12. Change your will

Married spouses without wills will generally leave all their belongings to their partner in the event of death. After a divorce, an ex may still have some claim to your assets and belongings if you haven't specifically designated other beneficiaries for your estate. Alternatively, those who have made a will will almost certainly need to amend it to update the listed beneficiaries.


In many instances, when getting divorced you'll probably want to alter your will or create one in order to leave your belongings to your children, parents, siblings, or really anyone other than the person you've decided to remove from your life. However, it's totally reasonable if you wish to leave something to your ex, especially if there are young children involved in your relationship. Indeed, everyone's circumstances will be different and there's truly no single, correct way to manage these questions.

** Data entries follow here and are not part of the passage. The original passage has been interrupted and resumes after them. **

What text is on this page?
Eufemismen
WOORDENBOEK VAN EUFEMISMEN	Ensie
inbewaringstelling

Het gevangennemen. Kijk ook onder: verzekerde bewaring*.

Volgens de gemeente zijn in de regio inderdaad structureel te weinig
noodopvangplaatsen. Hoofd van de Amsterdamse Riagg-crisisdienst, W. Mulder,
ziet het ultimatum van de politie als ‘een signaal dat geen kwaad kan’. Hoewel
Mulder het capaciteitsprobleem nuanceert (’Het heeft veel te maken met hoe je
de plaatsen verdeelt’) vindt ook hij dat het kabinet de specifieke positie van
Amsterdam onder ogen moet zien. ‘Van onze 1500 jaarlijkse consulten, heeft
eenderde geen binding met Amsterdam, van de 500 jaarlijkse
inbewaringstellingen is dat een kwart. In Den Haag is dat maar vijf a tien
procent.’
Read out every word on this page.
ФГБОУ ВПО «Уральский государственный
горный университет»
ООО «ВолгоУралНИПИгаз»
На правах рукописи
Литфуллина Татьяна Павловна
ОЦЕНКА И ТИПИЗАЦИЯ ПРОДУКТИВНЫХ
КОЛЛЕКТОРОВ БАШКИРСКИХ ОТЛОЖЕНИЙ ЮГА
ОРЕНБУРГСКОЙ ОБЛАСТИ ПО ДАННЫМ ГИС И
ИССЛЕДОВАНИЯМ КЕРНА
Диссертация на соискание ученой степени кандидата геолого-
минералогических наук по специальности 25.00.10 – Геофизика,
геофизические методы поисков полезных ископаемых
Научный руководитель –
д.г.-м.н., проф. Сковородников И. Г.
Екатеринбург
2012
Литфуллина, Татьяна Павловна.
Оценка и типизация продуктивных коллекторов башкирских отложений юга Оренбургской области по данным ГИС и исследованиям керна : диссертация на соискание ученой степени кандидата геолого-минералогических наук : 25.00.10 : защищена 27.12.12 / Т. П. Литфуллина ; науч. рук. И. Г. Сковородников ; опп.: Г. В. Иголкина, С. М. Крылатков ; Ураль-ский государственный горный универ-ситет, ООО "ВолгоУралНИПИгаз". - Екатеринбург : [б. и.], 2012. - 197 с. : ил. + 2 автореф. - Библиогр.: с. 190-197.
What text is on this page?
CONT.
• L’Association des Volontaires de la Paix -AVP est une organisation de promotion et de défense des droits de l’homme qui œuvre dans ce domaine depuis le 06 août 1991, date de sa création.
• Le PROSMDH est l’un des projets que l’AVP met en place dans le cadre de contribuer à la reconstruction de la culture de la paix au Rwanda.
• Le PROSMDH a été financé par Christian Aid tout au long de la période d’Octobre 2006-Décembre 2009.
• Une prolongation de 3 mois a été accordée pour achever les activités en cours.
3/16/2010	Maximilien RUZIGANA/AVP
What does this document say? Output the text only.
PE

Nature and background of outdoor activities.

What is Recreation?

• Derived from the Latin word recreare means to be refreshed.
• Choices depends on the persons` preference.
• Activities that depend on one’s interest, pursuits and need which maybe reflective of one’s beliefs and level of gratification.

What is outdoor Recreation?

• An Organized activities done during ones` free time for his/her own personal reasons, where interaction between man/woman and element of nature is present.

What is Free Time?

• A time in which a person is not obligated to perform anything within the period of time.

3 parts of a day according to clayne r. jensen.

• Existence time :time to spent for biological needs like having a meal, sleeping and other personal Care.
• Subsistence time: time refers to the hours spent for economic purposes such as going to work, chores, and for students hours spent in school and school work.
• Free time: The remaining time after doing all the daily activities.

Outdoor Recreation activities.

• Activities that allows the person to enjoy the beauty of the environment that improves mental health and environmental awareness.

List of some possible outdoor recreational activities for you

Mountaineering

Regardless of your wishes surrounding the estate you'd leave behind, it's a good idea to create a will or revisit an existing one as you gear up for divorce. This not only gives you the chance to update beneficiaries but also renew listings of property you own, especially if quite a bit has changed financially between the time you initially drew up your final wishes and the present. It's a good idea to periodically review estate documents like this, regardless of the circumstances you find yourself in. However, in the event of a divorce, it's even more important to think through this process of passing on property to loved ones.


13. Speak with a lawyer

Finally, the importance of reaching out to a lawyer can't be spoken of highly enough. Whether you're approaching divorce as amicable partners looking to officially separate while remaining cordial or your relationship has completely broken down and there isn't a shred of friendship left, a legal expert will help you navigate the ins and outs of the negotiation. Marriage is a wonderful thing that brings two loved ones together, but it also creates a complicated web of entanglements that must be cleaved apart in order to allow partners to move on from one another socially, legally, and financially.


Your lawyer will be able to walk you through the entire process from how to place yourself in a better position to retain custody or visitation with your children to considerations surrounding your home and retirement assets. The truth is that both parties will likely be left in a more difficult financial position than when they started. Therefore, both spouses will typically be looking to tip the scales ever so slightly in their favor. With a legal professional you can trust sitting in your corner, you will be better equipped to handle any curveballs your other half may throw your way.